The pacing feels spot on, as new challenges and wrinkles to the established formula are thrown into the mix whenever things begin to feel a bit too familiar. Levels increase in difficulty at a steady clip and provide a thoroughly enjoyable challenge down the final stretch. Changes in gravity strength and the introduction of enemies that can manipulate the polarity ensure that things stay fresh. Death comes frequently on the harder stages, especially for anyone who is as bent on grabbing each board’s three hidden coins as I was. You’ll often have to place yourself in harm’s way to obtain them, but collecting the coins is both fun and rewarding. They can be cashed in to unlock special challenges. These are quick stages that require the completion of a basic objective. The primary campaign is certainly the bigger draw, but these extra boards offer a fun incentive for you to revisit the title after the credits roll.

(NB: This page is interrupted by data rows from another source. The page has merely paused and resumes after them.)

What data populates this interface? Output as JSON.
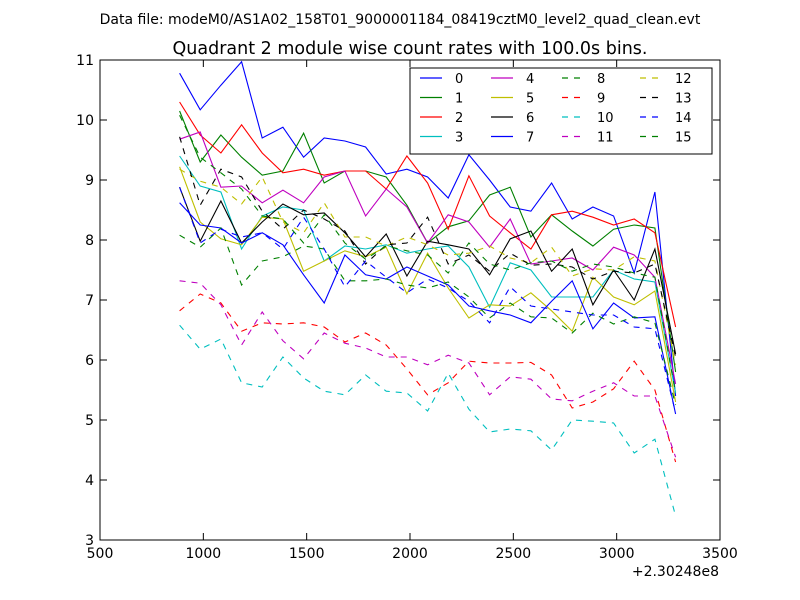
{
  "chart_data": {
    "type": "line",
    "suptitle": "Data file: modeM0/AS1A02_158T01_9000001184_08419cztM0_level2_quad_clean.evt",
    "title": "Quadrant 2 module wise count rates with 100.0s bins.",
    "xlabel": "",
    "ylabel": "",
    "x_offset_label": "+2.30248e8",
    "xlim": [
      500,
      3500
    ],
    "ylim": [
      3,
      11
    ],
    "xticks": [
      500,
      1000,
      1500,
      2000,
      2500,
      3000,
      3500
    ],
    "yticks": [
      3,
      4,
      5,
      6,
      7,
      8,
      9,
      10,
      11
    ],
    "legend_position": "top-right",
    "legend_columns": 4,
    "x": [
      885,
      985,
      1085,
      1185,
      1285,
      1385,
      1485,
      1585,
      1685,
      1785,
      1885,
      1985,
      2085,
      2185,
      2285,
      2385,
      2485,
      2585,
      2685,
      2785,
      2885,
      2985,
      3085,
      3185,
      3285
    ],
    "series": [
      {
        "name": "0",
        "color": "#0000ff",
        "dash": "solid",
        "values": [
          10.78,
          10.17,
          10.58,
          10.97,
          9.7,
          9.88,
          9.38,
          9.7,
          9.65,
          9.55,
          9.1,
          9.18,
          9.05,
          8.7,
          9.42,
          9.0,
          8.55,
          8.48,
          8.95,
          8.35,
          8.55,
          8.4,
          7.45,
          8.8,
          5.4
        ]
      },
      {
        "name": "1",
        "color": "#008000",
        "dash": "solid",
        "values": [
          10.15,
          9.3,
          9.75,
          9.38,
          9.08,
          9.15,
          9.78,
          8.95,
          9.15,
          9.15,
          9.05,
          8.58,
          7.95,
          8.22,
          8.32,
          8.75,
          8.88,
          8.05,
          8.42,
          8.15,
          7.9,
          8.18,
          8.25,
          8.2,
          5.8
        ]
      },
      {
        "name": "2",
        "color": "#ff0000",
        "dash": "solid",
        "values": [
          10.3,
          9.75,
          9.45,
          9.92,
          9.45,
          9.12,
          9.18,
          9.08,
          9.15,
          9.15,
          8.85,
          9.4,
          8.95,
          8.18,
          9.07,
          8.4,
          8.12,
          7.85,
          8.42,
          8.48,
          8.38,
          8.25,
          8.35,
          8.12,
          6.55
        ]
      },
      {
        "name": "3",
        "color": "#00bfbf",
        "dash": "solid",
        "values": [
          9.4,
          8.9,
          8.8,
          7.85,
          8.4,
          8.55,
          8.5,
          7.65,
          7.9,
          7.85,
          7.92,
          7.78,
          7.85,
          7.9,
          7.55,
          6.88,
          7.62,
          7.5,
          7.05,
          7.05,
          7.05,
          7.5,
          7.35,
          7.3,
          5.45
        ]
      },
      {
        "name": "4",
        "color": "#bf00bf",
        "dash": "solid",
        "values": [
          9.68,
          9.8,
          8.88,
          8.9,
          8.62,
          8.83,
          8.62,
          9.05,
          9.15,
          8.4,
          8.85,
          8.55,
          7.95,
          8.42,
          8.3,
          7.88,
          8.35,
          7.6,
          7.65,
          7.7,
          7.5,
          7.88,
          7.75,
          7.38,
          5.6
        ]
      },
      {
        "name": "5",
        "color": "#bfbf00",
        "dash": "solid",
        "values": [
          9.22,
          8.3,
          8.02,
          7.92,
          8.38,
          8.35,
          7.48,
          7.65,
          7.82,
          7.72,
          7.88,
          7.1,
          7.78,
          7.2,
          6.7,
          6.92,
          6.9,
          7.12,
          6.82,
          6.48,
          7.38,
          7.05,
          6.92,
          7.15,
          5.3
        ]
      },
      {
        "name": "6",
        "color": "#000000",
        "dash": "solid",
        "values": [
          8.88,
          7.98,
          8.65,
          7.95,
          8.3,
          8.6,
          8.42,
          8.45,
          8.12,
          7.72,
          8.1,
          7.4,
          7.98,
          7.92,
          7.85,
          7.42,
          8.02,
          8.15,
          7.48,
          7.85,
          6.92,
          7.5,
          7.0,
          7.85,
          6.1
        ]
      },
      {
        "name": "7",
        "color": "#0000ff",
        "dash": "solid",
        "values": [
          8.62,
          8.25,
          8.2,
          7.95,
          8.12,
          7.92,
          7.42,
          6.95,
          7.75,
          7.42,
          7.35,
          7.55,
          7.4,
          7.25,
          6.9,
          6.82,
          6.75,
          6.62,
          6.98,
          7.32,
          6.52,
          6.95,
          6.7,
          6.72,
          5.1
        ]
      },
      {
        "name": "8",
        "color": "#008000",
        "dash": "dashed",
        "values": [
          8.08,
          7.88,
          8.2,
          7.25,
          7.65,
          7.72,
          7.9,
          7.85,
          7.32,
          7.32,
          7.35,
          7.25,
          7.2,
          7.3,
          7.05,
          6.7,
          6.95,
          6.72,
          6.7,
          6.45,
          6.78,
          6.6,
          6.72,
          6.62,
          5.25
        ]
      },
      {
        "name": "9",
        "color": "#ff0000",
        "dash": "dashed",
        "values": [
          6.82,
          7.1,
          6.95,
          6.48,
          6.62,
          6.6,
          6.62,
          6.55,
          6.3,
          6.45,
          6.25,
          5.85,
          5.42,
          5.62,
          5.98,
          5.95,
          5.95,
          5.96,
          5.75,
          5.2,
          5.3,
          5.52,
          5.98,
          5.5,
          4.3
        ]
      },
      {
        "name": "10",
        "color": "#00bfbf",
        "dash": "dashed",
        "values": [
          6.58,
          6.18,
          6.35,
          5.62,
          5.55,
          6.05,
          5.7,
          5.48,
          5.42,
          5.75,
          5.48,
          5.45,
          5.15,
          5.78,
          5.18,
          4.8,
          4.85,
          4.82,
          4.5,
          5.0,
          4.98,
          4.95,
          4.45,
          4.68,
          3.4
        ]
      },
      {
        "name": "11",
        "color": "#bf00bf",
        "dash": "dashed",
        "values": [
          7.32,
          7.28,
          6.92,
          6.25,
          6.8,
          6.32,
          6.02,
          6.45,
          6.28,
          6.2,
          6.05,
          6.05,
          5.92,
          6.08,
          5.95,
          5.42,
          5.72,
          5.68,
          5.35,
          5.32,
          5.48,
          5.62,
          5.4,
          5.4,
          4.38
        ]
      },
      {
        "name": "12",
        "color": "#bfbf00",
        "dash": "dashed",
        "values": [
          9.18,
          8.98,
          8.88,
          8.6,
          9.05,
          8.3,
          8.12,
          8.62,
          8.05,
          8.05,
          7.9,
          8.05,
          7.92,
          7.75,
          7.78,
          7.9,
          7.7,
          7.62,
          7.88,
          7.4,
          7.52,
          7.5,
          7.72,
          7.65,
          5.92
        ]
      },
      {
        "name": "13",
        "color": "#000000",
        "dash": "dashed",
        "values": [
          9.72,
          8.58,
          9.18,
          9.05,
          8.48,
          8.18,
          8.5,
          8.35,
          8.15,
          7.6,
          7.92,
          7.95,
          8.38,
          7.6,
          7.75,
          7.48,
          7.78,
          7.58,
          7.6,
          7.55,
          7.35,
          7.48,
          7.45,
          7.6,
          6.05
        ]
      },
      {
        "name": "14",
        "color": "#0000ff",
        "dash": "dashed",
        "values": [
          8.88,
          7.95,
          8.18,
          8.05,
          8.12,
          7.85,
          8.38,
          7.85,
          7.22,
          7.65,
          7.38,
          7.12,
          7.35,
          7.2,
          6.98,
          6.62,
          7.22,
          6.9,
          6.85,
          6.8,
          6.75,
          6.75,
          6.55,
          6.52,
          5.12
        ]
      },
      {
        "name": "15",
        "color": "#008000",
        "dash": "dashed",
        "values": [
          10.08,
          9.38,
          9.12,
          8.85,
          8.4,
          8.35,
          7.95,
          8.42,
          7.95,
          7.68,
          7.9,
          7.82,
          7.75,
          7.45,
          7.95,
          7.6,
          7.5,
          7.62,
          7.65,
          7.48,
          7.6,
          7.55,
          7.45,
          7.38,
          5.45
        ]
      }
    ]
  }
}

Most gamers will plow through the 20 main stages in short order and younger players may be turned off by the difficulty. Dying rarely feels like a cheap and aggravating inconvenience though. It mostly comes as a result of rushing ahead too quickly or not properly utilizing the Gravity Manipulator. The sole platforming annoyance is the inability to get the hero to perform a running jump at what feels like the last second before falling off an ledge. I would have preferred a little more leeway in this area, but it’s a minor inconvenience that you will eventually become acclimated to.
Antipole is a solid choice if you’re in the market for a quick and inexpensive side-scroller. The Playstation Generation might be turned off by its throwback approach, but more seasoned gamers will appreciate the game for that exact reason. A satisfying challenge, solid controls and an appropriately classic sound track make Antipole an attractive little package.
Out Of 5
Intentionally old school graphics add to the nostalgic vibe the game gives off. The protagonist's bright wardrobe keeps him in the spotlight while you're fighting your way through the drab lair of the machines.
There isn't much in the way of variety here, but Antipole's classic sounds meld perfectly with a game heavily inspired by the designs of yesteryear.
Aside from falling off ledges when I was certain that I had hit jump in time, humanity's nameless savior is simple and satisfying to control.
The core challenge of avoiding hazards while manipulating gravity makes for a brief but fun romp. The platforming is broken up by the odd puzzle and a handful of forgettable boss fights. That being said, the final battle is an exciting and chaotic encounter.
Despite being a one-trick pony, Antipole is great fun while it lasts. Unfortunately it ends in short order and suffers from a couple of dull boss encounters.